Le président élu assure par ailleurs que “la justice suivra son cours jusqu’au bout” sous son mandat, qui débute le 29 décembre. “Nul n’est au-dessus de la loi. La justice suivra son cours jusqu’au bout. Tous ceux qui sont concernés par des questions de justice, des questions aux antipodes de l’intérêt du peuple burkinabè seront soumis à la justice comme tout le monde”, promet-il.

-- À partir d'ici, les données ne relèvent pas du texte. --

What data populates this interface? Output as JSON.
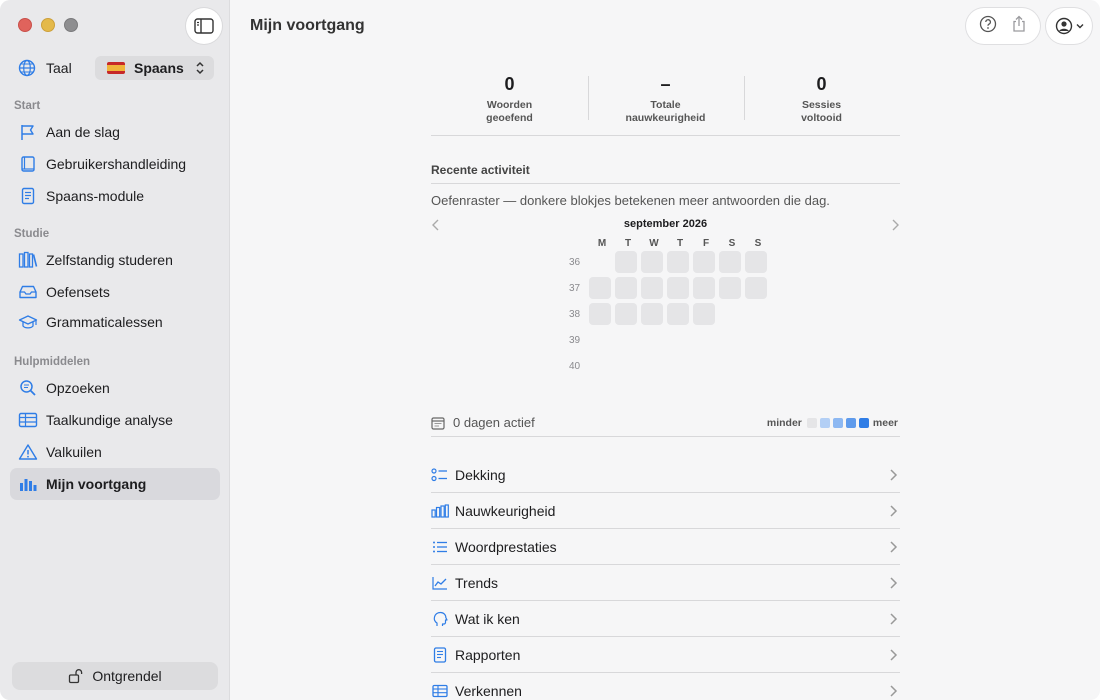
{
  "sidebar": {
    "language_label": "Taal",
    "language_value": "Spaans",
    "sections": {
      "start": "Start",
      "studie": "Studie",
      "hulpmiddelen": "Hulpmiddelen"
    },
    "items": [
      {
        "label": "Aan de slag",
        "icon": "flag-icon"
      },
      {
        "label": "Gebruikershandleiding",
        "icon": "book-icon"
      },
      {
        "label": "Spaans-module",
        "icon": "document-icon"
      },
      {
        "label": "Zelfstandig studeren",
        "icon": "books-icon"
      },
      {
        "label": "Oefensets",
        "icon": "tray-icon"
      },
      {
        "label": "Grammaticalessen",
        "icon": "graduation-cap-icon"
      },
      {
        "label": "Opzoeken",
        "icon": "magnifier-icon"
      },
      {
        "label": "Taalkundige analyse",
        "icon": "table-icon"
      },
      {
        "label": "Valkuilen",
        "icon": "warning-icon"
      },
      {
        "label": "Mijn voortgang",
        "icon": "chart-bars-icon",
        "active": true
      }
    ],
    "unlock_label": "Ontgrendel"
  },
  "header": {
    "title": "Mijn voortgang"
  },
  "stats": [
    {
      "value": "0",
      "caption_line1": "Woorden",
      "caption_line2": "geoefend"
    },
    {
      "value": "–",
      "caption_line1": "Totale",
      "caption_line2": "nauwkeurigheid"
    },
    {
      "value": "0",
      "caption_line1": "Sessies",
      "caption_line2": "voltooid"
    }
  ],
  "activity": {
    "heading": "Recente activiteit",
    "description": "Oefenraster — donkere blokjes betekenen meer antwoorden die dag.",
    "month": "september 2026",
    "weekdays": [
      "M",
      "T",
      "W",
      "T",
      "F",
      "S",
      "S"
    ],
    "weeks": [
      {
        "number": "36",
        "cells": [
          0,
          1,
          1,
          1,
          1,
          1,
          1
        ]
      },
      {
        "number": "37",
        "cells": [
          1,
          1,
          1,
          1,
          1,
          1,
          1
        ]
      },
      {
        "number": "38",
        "cells": [
          1,
          1,
          1,
          1,
          1,
          0,
          0
        ]
      },
      {
        "number": "39",
        "cells": [
          0,
          0,
          0,
          0,
          0,
          0,
          0
        ]
      },
      {
        "number": "40",
        "cells": [
          0,
          0,
          0,
          0,
          0,
          0,
          0
        ]
      }
    ],
    "active_days": "0 dagen actief",
    "legend_less": "minder",
    "legend_more": "meer",
    "legend_colors": [
      "#e5e5e7",
      "#b3cff5",
      "#8db8f2",
      "#5f9bec",
      "#2f7de6"
    ]
  },
  "menu": [
    {
      "label": "Dekking",
      "icon": "checklist-icon"
    },
    {
      "label": "Nauwkeurigheid",
      "icon": "bar-chart-icon"
    },
    {
      "label": "Woordprestaties",
      "icon": "list-icon"
    },
    {
      "label": "Trends",
      "icon": "line-chart-icon"
    },
    {
      "label": "Wat ik ken",
      "icon": "head-icon"
    },
    {
      "label": "Rapporten",
      "icon": "report-icon"
    },
    {
      "label": "Verkennen",
      "icon": "table-icon"
    }
  ],
  "colors": {
    "accent": "#2f7de6"
  }
}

Pendant la période de la transition, issue de l’insurrection d’octobre 2014 qui a renversé Blaise Compaoré après 27 ans au pouvoir, la justice a notamment relancé les enquêtes sur les assassinats de l’ancien président Thomas Sankara, en 1987, et du journaliste Norbert Zongo, en 1998.
“Certain” de trouver une majorité pour gouverner
“La justice et la bonne gouvernance” seront “au centre de nos préoccupations, mais il faudra aussi faire en sorte qu’il y ait une réconciliation au niveau national”, ajoute le président élu. “L’histoire du Burkina Faso est tumultueuse, il faut que l’on réconcilie le peuple burkinabè avec son histoire”.

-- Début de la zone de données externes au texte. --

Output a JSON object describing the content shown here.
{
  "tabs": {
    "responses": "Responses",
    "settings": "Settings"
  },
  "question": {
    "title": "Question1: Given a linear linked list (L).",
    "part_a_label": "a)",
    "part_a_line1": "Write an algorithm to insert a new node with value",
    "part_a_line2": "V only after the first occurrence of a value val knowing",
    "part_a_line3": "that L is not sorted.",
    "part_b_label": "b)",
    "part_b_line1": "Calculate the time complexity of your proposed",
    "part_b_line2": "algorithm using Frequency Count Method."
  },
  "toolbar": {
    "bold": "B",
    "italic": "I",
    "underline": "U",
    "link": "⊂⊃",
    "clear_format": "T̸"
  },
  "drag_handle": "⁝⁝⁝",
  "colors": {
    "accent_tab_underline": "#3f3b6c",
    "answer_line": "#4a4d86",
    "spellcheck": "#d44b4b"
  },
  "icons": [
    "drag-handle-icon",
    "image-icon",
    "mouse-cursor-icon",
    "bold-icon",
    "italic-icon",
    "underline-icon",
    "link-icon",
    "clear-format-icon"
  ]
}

L’opposition avait souvent critiqué la corruption, le clientélisme et l’impunité sous le régime de Compaoré.
Enfin, M. Kaboré, dont le parti est arrivé en tête des législatives sans obtenir de majorité absolue, se dit “certain” de trouver une majorité pour gouverner grâce à des accords avec d’autres forces politiques.